By testing these points, we are mapping your body in a way that is historically accurate and helps to identify exactly what the body needs noninvasively. This style of "muscle-testing" became the cornerstone of the work of Dr. Goodheart and his systematic method known as Applied Kinesiology and later a related system known as Contact Reflex Analysis developed by Dr. Versendaal.

Many times the symptoms of a health problem are treated while the actual source of the problem continues to go undetected. For example, headaches are often treated with aspirin, coughs are treated with cough medicine. If these symptoms persist, expensive tests are run and stronger medications are prescribed. But the question still remains. What’s causing the headache? What’s causing the cough?

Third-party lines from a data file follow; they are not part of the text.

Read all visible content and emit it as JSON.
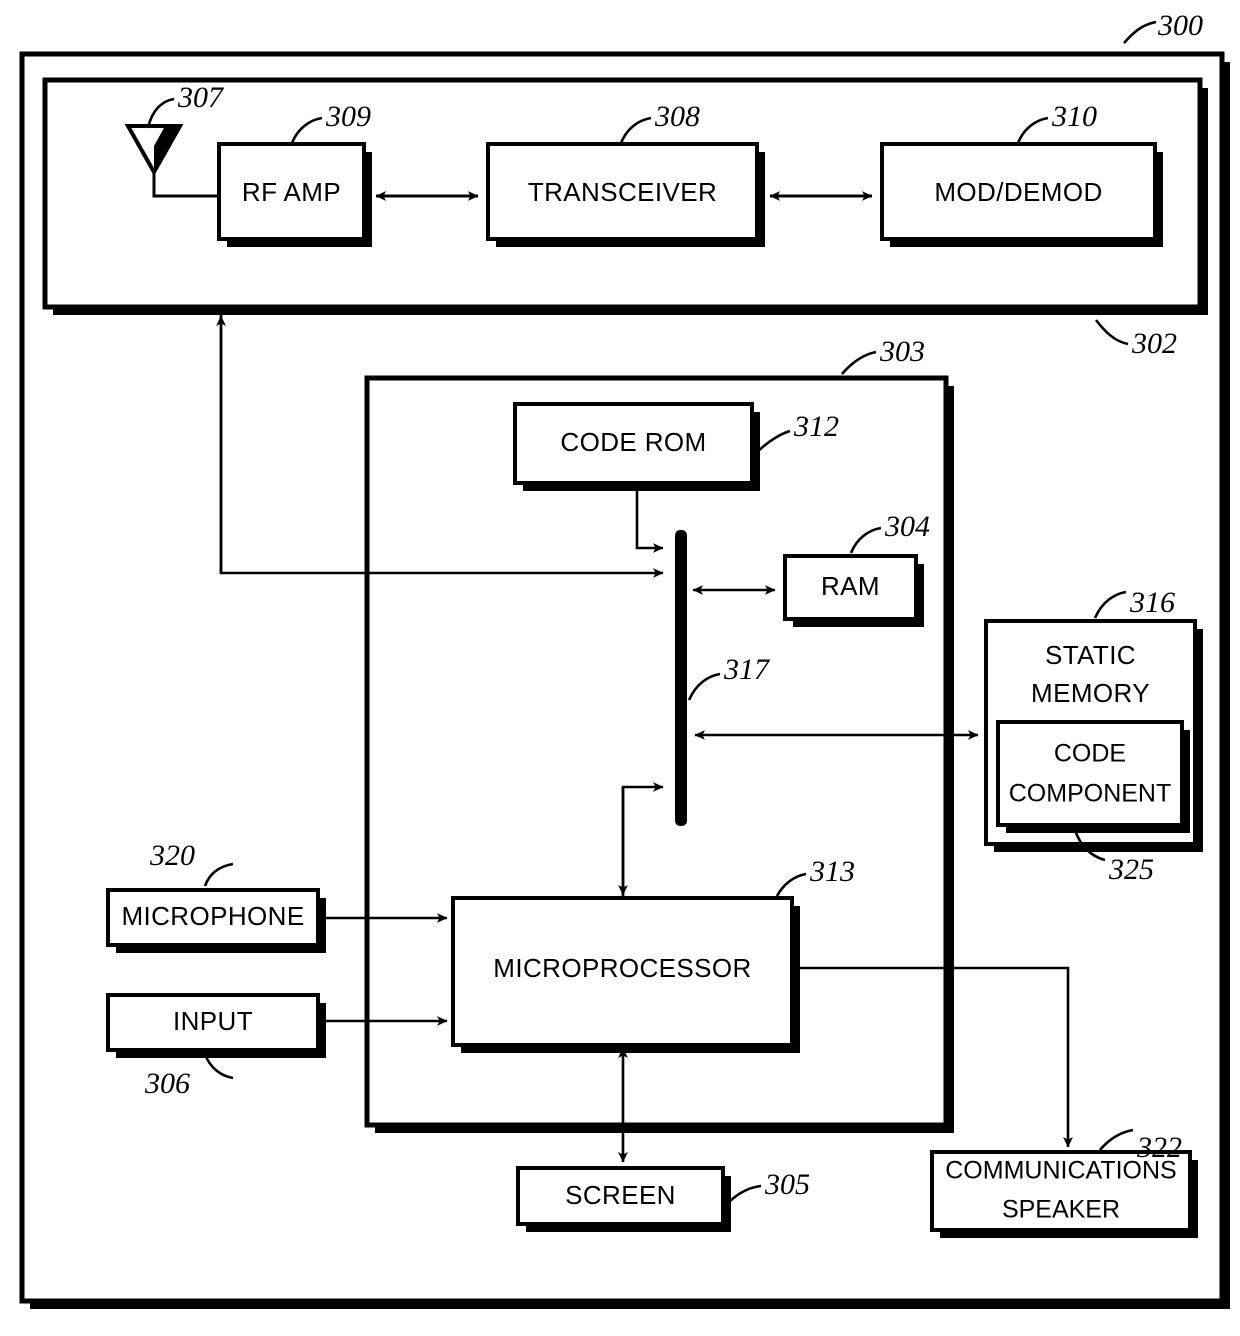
{
  "figure": {
    "type": "patent-block-diagram",
    "title_number": "300",
    "background_color": "#ffffff",
    "line_color": "#000000"
  },
  "containers": [
    {
      "name": "device-outer",
      "ref": "300",
      "label": ""
    },
    {
      "name": "rf-section",
      "ref": "302",
      "label": ""
    },
    {
      "name": "processing-section",
      "ref": "303",
      "label": ""
    }
  ],
  "blocks": {
    "antenna": {
      "label": "",
      "ref": "307"
    },
    "rf_amp": {
      "label": "RF AMP",
      "ref": "309"
    },
    "transceiver": {
      "label": "TRANSCEIVER",
      "ref": "308"
    },
    "mod_demod": {
      "label": "MOD/DEMOD",
      "ref": "310"
    },
    "code_rom": {
      "label": "CODE ROM",
      "ref": "312"
    },
    "ram": {
      "label": "RAM",
      "ref": "304"
    },
    "bus": {
      "label": "",
      "ref": "317"
    },
    "static_memory": {
      "line1": "STATIC",
      "line2": "MEMORY",
      "ref": "316"
    },
    "code_component": {
      "line1": "CODE",
      "line2": "COMPONENT",
      "ref": "325"
    },
    "microphone": {
      "label": "MICROPHONE",
      "ref": "320"
    },
    "input": {
      "label": "INPUT",
      "ref": "306"
    },
    "microprocessor": {
      "label": "MICROPROCESSOR",
      "ref": "313"
    },
    "screen": {
      "label": "SCREEN",
      "ref": "305"
    },
    "communications_speaker": {
      "line1": "COMMUNICATIONS",
      "line2": "SPEAKER",
      "ref": "322"
    }
  },
  "reference_numerals": [
    "300",
    "302",
    "303",
    "304",
    "305",
    "306",
    "307",
    "308",
    "309",
    "310",
    "312",
    "313",
    "316",
    "317",
    "320",
    "322",
    "325"
  ]
}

Muscle testing can provide the answer by evaluating the strength or weakness of each body system and also providing a way to measure the effectiveness of potential remedies. It works through hundreds of miles of nerves which carry electrical energy and connect with every organ, gland, muscle and tissue getting to the root of the problem.

In this way you can find a problem early and correct it, without pain, without drugs and without the serious complications that can occur when an imbalance is undetected for months or even years.